Pivotal does the same thing with Pivotal Web Services, their public Cloud Foundry solution. All of their money is made in Pivotal Cloud Foundry (private installs).
From a business perspective, private installs are a way of distributed computing. Pretty clever, and good way of minimizing risk.
Dedicated servers, and colocation are going to be far cheaper than the cloud, and worse, the savings directly related to the size of the infrastructure you need.
That, combined with the fact that even the very best of virtualization on shared resources still kills 20-30% of performance.
So there's 3 things you can use the cloud for:
1) your company is totally fucked for IT management, and the cloud beats local because of incompetence (this is very common). And you're unwilling or unable to fix this. Or "your company doesn't focus on IT and never will" in MBA speak.
2) wildly swinging resource loads, where the peak capacity is only needed for 1-5% of time at most.

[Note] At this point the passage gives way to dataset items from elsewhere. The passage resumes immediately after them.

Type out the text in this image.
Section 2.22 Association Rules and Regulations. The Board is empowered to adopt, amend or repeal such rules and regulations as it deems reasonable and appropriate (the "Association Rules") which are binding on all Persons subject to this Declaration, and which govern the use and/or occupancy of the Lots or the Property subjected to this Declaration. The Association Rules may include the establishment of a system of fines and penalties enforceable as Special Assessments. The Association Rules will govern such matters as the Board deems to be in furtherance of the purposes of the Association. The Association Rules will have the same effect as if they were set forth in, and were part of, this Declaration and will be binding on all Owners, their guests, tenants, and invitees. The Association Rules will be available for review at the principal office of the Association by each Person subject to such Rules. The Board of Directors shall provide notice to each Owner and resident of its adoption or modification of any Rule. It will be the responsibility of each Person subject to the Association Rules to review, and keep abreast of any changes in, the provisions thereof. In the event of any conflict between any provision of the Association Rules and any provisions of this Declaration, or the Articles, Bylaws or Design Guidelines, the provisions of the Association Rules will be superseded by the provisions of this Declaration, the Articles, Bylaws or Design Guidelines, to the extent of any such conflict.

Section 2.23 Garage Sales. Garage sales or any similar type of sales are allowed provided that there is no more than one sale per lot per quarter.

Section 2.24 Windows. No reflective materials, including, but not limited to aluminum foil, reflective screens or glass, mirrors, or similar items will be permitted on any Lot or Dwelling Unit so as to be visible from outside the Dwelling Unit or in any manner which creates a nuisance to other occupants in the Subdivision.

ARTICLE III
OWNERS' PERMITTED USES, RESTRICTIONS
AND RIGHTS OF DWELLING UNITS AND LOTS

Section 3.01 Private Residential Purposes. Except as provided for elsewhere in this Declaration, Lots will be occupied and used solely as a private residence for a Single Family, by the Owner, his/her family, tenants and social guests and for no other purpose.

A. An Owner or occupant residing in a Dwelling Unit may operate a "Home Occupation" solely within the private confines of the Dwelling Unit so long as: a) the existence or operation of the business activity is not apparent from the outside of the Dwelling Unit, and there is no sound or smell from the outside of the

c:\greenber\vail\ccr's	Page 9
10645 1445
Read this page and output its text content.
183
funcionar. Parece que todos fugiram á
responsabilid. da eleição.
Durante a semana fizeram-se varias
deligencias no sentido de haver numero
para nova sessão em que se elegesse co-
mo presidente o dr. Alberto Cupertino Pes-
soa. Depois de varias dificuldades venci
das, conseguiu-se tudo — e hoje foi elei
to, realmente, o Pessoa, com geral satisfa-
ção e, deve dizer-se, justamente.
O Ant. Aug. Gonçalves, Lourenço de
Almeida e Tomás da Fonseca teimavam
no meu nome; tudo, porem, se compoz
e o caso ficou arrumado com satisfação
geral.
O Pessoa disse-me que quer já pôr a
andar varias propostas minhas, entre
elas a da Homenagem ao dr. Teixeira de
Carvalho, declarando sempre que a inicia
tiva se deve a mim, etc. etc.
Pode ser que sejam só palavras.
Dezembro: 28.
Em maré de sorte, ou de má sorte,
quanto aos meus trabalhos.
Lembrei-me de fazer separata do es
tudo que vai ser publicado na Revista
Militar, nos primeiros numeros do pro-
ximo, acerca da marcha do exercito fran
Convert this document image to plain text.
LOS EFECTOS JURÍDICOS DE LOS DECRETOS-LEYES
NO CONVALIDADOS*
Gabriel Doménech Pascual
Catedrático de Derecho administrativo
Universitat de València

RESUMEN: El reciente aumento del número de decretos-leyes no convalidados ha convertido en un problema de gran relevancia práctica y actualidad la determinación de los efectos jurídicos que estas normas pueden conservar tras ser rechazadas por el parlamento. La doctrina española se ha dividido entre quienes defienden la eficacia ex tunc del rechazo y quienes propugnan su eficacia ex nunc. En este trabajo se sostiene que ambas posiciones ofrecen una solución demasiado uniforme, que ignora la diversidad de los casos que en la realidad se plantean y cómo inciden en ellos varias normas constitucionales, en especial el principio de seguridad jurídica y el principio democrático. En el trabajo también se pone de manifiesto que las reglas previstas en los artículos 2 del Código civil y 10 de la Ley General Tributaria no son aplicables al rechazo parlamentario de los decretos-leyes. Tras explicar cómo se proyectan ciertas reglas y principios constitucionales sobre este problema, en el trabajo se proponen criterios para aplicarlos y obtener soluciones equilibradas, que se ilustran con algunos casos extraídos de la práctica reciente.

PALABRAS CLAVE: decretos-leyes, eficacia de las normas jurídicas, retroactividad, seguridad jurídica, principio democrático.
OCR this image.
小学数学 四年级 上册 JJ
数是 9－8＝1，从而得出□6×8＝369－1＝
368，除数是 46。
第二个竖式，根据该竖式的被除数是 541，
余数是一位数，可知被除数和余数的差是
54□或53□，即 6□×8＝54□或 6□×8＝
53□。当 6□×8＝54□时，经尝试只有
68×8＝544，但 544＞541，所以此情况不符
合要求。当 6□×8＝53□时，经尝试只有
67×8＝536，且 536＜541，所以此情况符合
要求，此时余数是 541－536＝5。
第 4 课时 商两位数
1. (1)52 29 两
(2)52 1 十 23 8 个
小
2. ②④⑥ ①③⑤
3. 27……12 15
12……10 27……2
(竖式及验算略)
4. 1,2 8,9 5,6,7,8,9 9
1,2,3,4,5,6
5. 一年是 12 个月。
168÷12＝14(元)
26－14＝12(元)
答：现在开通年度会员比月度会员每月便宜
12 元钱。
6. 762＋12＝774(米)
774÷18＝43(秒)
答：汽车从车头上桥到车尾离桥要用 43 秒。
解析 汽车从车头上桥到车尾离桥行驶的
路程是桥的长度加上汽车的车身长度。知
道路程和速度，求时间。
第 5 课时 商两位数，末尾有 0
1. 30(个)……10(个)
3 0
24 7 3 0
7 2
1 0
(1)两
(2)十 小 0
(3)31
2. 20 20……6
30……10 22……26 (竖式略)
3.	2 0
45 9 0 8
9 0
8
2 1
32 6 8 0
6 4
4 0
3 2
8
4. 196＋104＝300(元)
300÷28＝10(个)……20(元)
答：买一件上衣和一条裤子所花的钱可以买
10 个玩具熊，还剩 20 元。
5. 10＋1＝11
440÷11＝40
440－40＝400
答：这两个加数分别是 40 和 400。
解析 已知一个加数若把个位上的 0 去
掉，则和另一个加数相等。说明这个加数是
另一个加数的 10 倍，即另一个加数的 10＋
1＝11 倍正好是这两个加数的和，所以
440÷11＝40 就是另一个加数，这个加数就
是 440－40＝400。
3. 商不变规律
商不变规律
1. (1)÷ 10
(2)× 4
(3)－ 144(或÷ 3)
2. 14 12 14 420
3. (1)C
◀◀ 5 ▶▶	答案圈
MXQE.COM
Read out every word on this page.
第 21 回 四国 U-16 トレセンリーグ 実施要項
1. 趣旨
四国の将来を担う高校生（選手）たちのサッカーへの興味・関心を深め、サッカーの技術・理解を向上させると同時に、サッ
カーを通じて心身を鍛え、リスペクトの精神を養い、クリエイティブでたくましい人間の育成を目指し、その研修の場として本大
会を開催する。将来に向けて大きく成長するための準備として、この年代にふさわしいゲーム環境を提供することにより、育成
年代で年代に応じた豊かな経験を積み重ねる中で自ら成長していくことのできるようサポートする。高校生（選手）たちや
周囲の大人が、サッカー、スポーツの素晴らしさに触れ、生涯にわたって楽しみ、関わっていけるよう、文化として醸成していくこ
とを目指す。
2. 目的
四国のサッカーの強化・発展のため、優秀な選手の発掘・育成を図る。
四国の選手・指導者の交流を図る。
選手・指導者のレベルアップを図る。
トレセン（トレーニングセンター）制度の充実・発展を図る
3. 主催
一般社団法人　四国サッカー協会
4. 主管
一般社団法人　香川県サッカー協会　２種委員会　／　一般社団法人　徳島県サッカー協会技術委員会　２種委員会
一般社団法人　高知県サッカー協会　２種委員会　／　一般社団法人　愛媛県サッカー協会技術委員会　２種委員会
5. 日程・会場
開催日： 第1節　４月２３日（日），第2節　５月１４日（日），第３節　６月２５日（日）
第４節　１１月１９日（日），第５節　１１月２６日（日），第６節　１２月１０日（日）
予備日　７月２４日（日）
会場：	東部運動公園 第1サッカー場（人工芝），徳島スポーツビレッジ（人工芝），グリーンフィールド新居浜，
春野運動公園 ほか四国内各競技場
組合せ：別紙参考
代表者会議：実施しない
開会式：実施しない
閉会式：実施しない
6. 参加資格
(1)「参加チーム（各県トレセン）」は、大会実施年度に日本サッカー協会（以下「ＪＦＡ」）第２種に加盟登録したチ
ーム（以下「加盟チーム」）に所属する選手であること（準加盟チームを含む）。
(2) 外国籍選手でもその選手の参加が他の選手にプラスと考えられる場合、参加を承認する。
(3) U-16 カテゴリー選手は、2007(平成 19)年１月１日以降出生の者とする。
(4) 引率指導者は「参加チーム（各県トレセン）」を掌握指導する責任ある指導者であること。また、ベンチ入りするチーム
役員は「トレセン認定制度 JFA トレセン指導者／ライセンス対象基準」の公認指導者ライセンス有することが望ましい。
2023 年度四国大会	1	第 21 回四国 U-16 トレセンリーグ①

3) you expect to have vastly increasing resource requirements in a short time, and you're willing to pay a 5x-20x premium over dedi/colo to achieve that
The thing I don't understand is that cloud has both a lower limit (cloud is (far) more expensive than web hosting, and having a VPS) that is an extremely common case, and far more expensive once you go over a certain capacity (doesn't matter which one, CPU, Network, Disk, ... all are far more expensive in the cloud). Even if you have wildly varying loads there's an upper limit to the resource needs where cloud becomes more expensive.
The thing I don't understand is why so many people are doing this. I ran a mysql-in-the-cloud instance on Amazon for years, with a 300 Mb database, serving 10-50 qps to serve as a backend to a website, and a reporting server that ran on-premise. Cost ? 105-150 euros per month. We could have easily done that either locally or on a VPS or dedicated server for a tenth of that cost.
Cloud moves a capital cost into an operational cost. This can be a boon or a disaster depending on your situation. You want to run an experiment that may or may not pan out ? Off the cloud you'll have spare capacity that you can use but don't really have to pay for. On the cloud cost controls will mean you can't use extra resources. You can't loan money from the bank ? The cloud(but also dedi providers) can still get you capacity, essentially allowing you to use their bank credit for a huge premium.
Another use case would be where infrastructure costs are minor compared to dev and ops staff costs. If hosting on AWS makes your ops team 2x as productive at a 30% infrastructure markup that can be a steal.
It's best to design your stuff so it can easily go from hosted solutions (this "cloud" bullshit term people keep using) to something you manage yourself. Docker containers are a great solution to this.
If you setup some ansible or puppet scripts to create a docker cluster (using mesos/marathon, kubernets, docker swarm, etc) and built it in a hosted data center; it's not going to take a whole lot of effort to provision real machines and run that same stack on dedicated hardware.
2 people doing ops work cost 7-8k $ per month. Let's assume each of them is managing at least 5x their own cost in infrastructure spend, ie 35k+ $/month. That easily buys you 20-30 extremely high spec dedicated machines, if necessary all around the world, with unlimited bandwidth. On the cloud it wouldn't buy you 5 high spec machines with zero bandwidth, and zero disk.
Let's compare. Amazon EC2 m3.2xlarge (not a spectacularly high end config I might add, 8vCPU, 30Gig ram, 160G disk, ZERO network) costs $23k per month. So this budget would buy you 2 of those. Using reserved instances you can halve that cost, so up to about 4, maybe 5 machines.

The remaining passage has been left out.